Economics Perfect Competition Questions Medium
In perfect competition, barriers to entry refer to the obstacles or conditions that prevent new firms from entering the market and competing with existing firms. These barriers can significantly impact the level of competition within an industry and ultimately affect market outcomes.
One of the key characteristics of perfect competition is the absence of barriers to entry. In a perfectly competitive market, there are no restrictions or hindrances that prevent new firms from entering the market.

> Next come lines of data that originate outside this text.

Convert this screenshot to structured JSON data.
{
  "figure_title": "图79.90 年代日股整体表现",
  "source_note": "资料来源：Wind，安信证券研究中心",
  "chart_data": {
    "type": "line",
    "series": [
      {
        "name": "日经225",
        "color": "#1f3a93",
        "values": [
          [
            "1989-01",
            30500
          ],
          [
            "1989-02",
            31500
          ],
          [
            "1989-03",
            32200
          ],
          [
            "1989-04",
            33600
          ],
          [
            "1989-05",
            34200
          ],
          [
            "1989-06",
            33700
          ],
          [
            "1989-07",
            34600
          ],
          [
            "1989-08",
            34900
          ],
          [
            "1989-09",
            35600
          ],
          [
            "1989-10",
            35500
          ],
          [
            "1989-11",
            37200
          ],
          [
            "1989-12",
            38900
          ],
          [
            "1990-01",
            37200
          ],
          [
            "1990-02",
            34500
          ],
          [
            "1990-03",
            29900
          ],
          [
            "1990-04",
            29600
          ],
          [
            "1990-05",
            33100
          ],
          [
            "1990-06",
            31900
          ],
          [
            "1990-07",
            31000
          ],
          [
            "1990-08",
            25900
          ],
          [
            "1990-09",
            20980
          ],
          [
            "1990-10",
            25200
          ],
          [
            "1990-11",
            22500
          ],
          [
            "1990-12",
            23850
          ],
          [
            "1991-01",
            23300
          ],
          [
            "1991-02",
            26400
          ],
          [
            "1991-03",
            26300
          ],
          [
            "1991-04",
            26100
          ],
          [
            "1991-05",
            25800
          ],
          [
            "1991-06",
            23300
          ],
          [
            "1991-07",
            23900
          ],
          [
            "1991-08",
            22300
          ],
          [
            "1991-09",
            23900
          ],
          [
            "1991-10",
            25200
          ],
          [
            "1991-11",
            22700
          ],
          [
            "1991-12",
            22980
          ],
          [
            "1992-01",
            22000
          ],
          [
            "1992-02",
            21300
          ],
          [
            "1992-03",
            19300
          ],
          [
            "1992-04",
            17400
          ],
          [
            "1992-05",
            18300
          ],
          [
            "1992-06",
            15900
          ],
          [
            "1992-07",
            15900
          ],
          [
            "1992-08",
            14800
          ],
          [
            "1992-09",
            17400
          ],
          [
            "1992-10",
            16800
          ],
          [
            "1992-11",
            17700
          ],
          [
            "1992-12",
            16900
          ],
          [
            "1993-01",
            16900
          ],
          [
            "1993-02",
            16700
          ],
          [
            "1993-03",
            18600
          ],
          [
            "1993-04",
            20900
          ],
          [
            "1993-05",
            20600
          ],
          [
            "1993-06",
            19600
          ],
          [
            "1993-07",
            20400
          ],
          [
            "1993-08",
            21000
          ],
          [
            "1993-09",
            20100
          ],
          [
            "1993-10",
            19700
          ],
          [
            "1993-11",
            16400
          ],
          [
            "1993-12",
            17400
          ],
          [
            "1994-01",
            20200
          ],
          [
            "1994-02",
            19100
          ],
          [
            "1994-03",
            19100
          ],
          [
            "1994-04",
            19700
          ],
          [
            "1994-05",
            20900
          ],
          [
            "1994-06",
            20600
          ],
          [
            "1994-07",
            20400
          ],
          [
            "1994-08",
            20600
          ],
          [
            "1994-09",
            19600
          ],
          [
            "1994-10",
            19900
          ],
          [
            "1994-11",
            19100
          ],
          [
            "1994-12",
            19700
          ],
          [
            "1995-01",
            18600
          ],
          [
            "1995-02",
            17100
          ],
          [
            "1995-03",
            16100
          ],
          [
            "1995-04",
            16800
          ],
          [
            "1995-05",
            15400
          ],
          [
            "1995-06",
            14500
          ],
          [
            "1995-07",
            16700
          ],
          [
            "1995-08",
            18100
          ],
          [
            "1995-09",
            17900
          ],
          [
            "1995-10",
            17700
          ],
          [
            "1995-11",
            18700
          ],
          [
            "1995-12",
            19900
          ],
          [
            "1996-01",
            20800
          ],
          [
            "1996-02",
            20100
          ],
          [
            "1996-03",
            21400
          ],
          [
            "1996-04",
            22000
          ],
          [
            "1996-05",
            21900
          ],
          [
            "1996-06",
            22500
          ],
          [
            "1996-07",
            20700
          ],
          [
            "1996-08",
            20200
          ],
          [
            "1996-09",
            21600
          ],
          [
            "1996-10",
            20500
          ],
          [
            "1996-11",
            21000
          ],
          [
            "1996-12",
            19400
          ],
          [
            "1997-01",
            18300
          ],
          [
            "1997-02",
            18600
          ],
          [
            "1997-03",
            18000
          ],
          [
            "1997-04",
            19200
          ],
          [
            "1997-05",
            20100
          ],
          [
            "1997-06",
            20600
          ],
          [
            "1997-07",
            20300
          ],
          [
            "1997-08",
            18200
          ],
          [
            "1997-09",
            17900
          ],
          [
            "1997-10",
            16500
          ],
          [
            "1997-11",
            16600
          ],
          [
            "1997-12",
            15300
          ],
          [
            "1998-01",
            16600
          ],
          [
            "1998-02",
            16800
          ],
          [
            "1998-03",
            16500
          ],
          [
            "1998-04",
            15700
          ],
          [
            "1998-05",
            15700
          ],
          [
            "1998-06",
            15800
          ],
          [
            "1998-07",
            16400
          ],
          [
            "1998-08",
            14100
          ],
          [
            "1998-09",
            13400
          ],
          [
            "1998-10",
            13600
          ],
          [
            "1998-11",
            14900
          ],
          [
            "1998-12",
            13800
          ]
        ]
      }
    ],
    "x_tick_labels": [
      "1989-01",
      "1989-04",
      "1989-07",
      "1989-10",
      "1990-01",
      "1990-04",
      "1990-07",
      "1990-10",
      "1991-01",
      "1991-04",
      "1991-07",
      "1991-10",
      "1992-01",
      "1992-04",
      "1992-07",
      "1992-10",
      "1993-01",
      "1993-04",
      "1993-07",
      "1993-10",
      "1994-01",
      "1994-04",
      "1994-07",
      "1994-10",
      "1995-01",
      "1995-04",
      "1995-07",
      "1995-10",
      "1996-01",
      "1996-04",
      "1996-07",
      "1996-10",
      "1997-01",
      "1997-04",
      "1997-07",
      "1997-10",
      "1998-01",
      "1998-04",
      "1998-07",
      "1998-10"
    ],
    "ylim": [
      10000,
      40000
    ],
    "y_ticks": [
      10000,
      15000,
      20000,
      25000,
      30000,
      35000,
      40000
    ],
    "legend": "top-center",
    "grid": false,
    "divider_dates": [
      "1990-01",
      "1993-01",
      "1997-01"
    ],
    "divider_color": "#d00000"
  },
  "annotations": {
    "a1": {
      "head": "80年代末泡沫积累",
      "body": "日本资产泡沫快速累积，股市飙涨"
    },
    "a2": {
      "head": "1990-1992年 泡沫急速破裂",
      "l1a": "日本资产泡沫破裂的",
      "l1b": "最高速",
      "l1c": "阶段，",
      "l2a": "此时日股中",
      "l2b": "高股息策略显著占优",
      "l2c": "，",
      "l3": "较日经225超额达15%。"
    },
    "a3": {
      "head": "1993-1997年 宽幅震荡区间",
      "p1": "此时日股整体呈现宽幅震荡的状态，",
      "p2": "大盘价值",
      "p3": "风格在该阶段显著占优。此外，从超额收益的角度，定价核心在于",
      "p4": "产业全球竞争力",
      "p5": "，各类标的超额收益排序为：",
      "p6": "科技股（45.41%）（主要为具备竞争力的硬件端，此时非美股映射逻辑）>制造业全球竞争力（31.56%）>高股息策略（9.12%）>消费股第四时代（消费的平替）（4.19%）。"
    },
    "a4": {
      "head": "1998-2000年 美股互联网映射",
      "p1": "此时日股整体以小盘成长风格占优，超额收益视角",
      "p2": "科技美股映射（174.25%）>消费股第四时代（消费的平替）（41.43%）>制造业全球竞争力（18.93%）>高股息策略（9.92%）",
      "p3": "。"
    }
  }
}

This means that any firm can freely enter or exit the industry without facing any significant obstacles.
However, in reality, perfect competition is rarely observed due to the presence of various barriers to entry. These barriers can be classified into two main categories: structural barriers and strategic barriers.
Structural barriers are inherent to the industry and arise from factors such as economies of scale, capital requirements, and access to resources. Economies of scale occur when larger firms have a cost advantage over smaller firms, making it difficult for new entrants to compete on price. Capital requirements refer to the significant amount of financial resources needed to establish and operate a business in certain industries. Limited access to resources, such as raw materials or distribution channels, can also act as a barrier to entry.
Strategic barriers, on the other hand, are intentionally created by existing firms to deter new entrants. These barriers can include tactics such as predatory pricing, exclusive contracts, or extensive advertising and branding. Predatory pricing occurs when established firms temporarily lower their prices to drive new entrants out of the market. Exclusive contracts with suppliers or distributors can limit the access of new firms to crucial inputs or distribution channels. Extensive advertising and branding can create strong customer loyalty towards existing firms, making it difficult for new entrants to gain market share.
Overall, barriers to entry in perfect competition play a crucial role in shaping the level of competition within an industry. When barriers are low or non-existent, new firms can easily enter the market, increasing competition and potentially leading to lower prices and improved consumer welfare. However, when barriers are high, existing firms can enjoy market power and limit competition, potentially resulting in higher prices and reduced consumer choice.